Сворачивая с проспекта Ильича, Миледи не справилась с велосипедом и обреченно рухнула на запущенной улочке, скользкой, как натертый воском паркет, призатянутой тонкой маслянистой пленкою весенней прозрачной влаги. Упала она неловко, щекою и ссадила правую бровь. Сумка с почтою угодила в рябую лужу и, пока, охая, подымалась Миледи с дороги, призатонуло одно письмецо, как весенний кораблик, даже запарусило в канаву, отороченную засахаренным сугробцем. Велосипед тоже окривел на одно колесо, завосьмерил, сияя на солнце новенькими спицами. Домой Миледи не пошла, а отправилась к Ротману на чердак, благо вся история приключилась возле «Шанхая».
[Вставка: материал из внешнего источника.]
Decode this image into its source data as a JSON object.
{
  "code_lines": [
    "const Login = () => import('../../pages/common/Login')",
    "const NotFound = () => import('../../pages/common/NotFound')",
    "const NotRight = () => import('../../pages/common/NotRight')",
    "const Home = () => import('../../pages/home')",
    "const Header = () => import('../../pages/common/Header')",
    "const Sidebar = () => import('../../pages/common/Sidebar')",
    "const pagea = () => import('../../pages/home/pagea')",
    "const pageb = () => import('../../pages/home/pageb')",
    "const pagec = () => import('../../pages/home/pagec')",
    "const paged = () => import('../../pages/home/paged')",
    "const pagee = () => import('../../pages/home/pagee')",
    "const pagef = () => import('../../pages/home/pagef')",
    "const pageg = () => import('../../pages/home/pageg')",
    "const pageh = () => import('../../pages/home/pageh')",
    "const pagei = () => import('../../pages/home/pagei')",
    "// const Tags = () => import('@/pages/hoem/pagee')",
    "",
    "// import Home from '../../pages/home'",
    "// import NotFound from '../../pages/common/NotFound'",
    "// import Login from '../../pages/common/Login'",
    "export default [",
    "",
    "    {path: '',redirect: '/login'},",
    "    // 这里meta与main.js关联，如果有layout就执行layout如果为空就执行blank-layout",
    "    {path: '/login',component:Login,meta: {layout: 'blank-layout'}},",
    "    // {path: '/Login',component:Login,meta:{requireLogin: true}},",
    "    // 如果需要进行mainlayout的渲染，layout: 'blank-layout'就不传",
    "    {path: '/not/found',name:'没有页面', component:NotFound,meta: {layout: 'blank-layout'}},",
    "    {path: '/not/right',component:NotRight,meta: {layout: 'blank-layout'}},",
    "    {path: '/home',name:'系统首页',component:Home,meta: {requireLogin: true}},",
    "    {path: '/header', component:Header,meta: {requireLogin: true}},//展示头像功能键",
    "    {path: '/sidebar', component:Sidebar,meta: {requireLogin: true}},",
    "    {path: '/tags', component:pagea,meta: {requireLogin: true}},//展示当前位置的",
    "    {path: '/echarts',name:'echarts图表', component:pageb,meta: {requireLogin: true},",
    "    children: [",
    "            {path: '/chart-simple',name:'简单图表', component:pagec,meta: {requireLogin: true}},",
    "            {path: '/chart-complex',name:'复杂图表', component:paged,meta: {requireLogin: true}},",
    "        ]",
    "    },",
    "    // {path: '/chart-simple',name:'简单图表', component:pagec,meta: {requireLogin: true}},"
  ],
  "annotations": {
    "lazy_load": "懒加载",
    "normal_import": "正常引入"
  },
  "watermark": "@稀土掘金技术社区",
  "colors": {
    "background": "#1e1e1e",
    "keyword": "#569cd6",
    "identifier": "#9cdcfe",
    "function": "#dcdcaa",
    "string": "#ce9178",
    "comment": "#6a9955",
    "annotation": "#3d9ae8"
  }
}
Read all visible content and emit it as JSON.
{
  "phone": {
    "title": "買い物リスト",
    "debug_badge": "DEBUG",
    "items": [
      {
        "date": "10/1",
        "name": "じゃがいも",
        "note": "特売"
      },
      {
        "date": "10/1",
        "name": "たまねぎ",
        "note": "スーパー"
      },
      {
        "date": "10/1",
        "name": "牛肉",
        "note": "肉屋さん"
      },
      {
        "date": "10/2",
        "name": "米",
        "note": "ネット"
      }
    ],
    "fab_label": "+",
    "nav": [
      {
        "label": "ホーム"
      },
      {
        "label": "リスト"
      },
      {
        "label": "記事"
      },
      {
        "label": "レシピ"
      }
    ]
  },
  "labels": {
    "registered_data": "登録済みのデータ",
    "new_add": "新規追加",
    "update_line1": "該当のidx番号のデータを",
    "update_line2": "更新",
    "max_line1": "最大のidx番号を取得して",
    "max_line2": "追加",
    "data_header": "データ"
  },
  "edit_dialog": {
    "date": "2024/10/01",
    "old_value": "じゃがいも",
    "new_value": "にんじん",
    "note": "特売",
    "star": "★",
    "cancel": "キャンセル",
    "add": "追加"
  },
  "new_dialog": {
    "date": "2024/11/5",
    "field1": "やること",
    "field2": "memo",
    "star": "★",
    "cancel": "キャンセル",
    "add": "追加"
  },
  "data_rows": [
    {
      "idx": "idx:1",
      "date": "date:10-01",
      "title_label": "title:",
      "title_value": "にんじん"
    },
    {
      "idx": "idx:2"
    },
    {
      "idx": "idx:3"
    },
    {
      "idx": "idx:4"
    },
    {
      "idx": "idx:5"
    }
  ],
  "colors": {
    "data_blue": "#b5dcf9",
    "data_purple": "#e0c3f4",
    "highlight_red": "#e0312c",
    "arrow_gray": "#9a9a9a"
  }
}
Милый Ваня был на службе, тянул лямку, собирая по району новости. Миледи разложила почту на просушку, переоделась в сухое и, не поленившись, сбродила в больницу, где ей всадили укол от шока. Пока возвращалась в «Шанхай», Миледи чудилось, что вся Слобода подозрительно смотрит на нее; несчастной даже показалось, что от такого привязчивого внимания она окосоротела, а правый глаз выставило наружу и он повис под бровью на голубом сосудике.
Не раздеваясь, с печалью на душе, Миледи улеглась в корыто, зарылась в шкуры. Угревшись, где-то на грани сна и яви, она вдруг почувствовала себя почти счастливой; и словно что стронулось в бабьем лоне, и душу ласково щекотнуло лебяжьей пуховинкой. Ей вспомнился Гена Новожилов, с которым она провела осенью два дня, не вылезая из постели. Неутомимого ходока устроила Миледи близкая городская подруга; без намеков объяснила, что кое-кто хочет ребенка. У парикмахера были свои дети, он любил подносить шампанское и цветы, был говорлив и неутомим, по-своему добр и по этой неистребимой мужской доброте обещал постараться. Миледи при этом разговоре сидела в другой комнате и, конечно, все слышала; ей было ужасно стыдно, аж горели щеки, но в сердце не было того горячего протеста, иль испуга, иль боязни поймать любострастную болезнь, с какими жила все прежние годы до замужества. Гена Новожилов пришел с цветами, но от него удушливо пахло французскими лосьонами вместо мужского пота, такая по нынешним временам вселенская мода. Миледи зажимала в себе воздух и, чтобы перевести дыхание, толкала мужика порою от себя, чтобы он не целовал и не прислонялся лицом. Гена принимал тычки за пылкую страсть бесплатной прелестницы, еще более горячился и гордился собою. Гена был худ, как гончая, со старообразным нервным лицом и двумя желвами на скуле. Но три бутылки шампанского и горячие обольстительные слова на ждущее женское ушко вскоре сделали ухажера почти красавцем.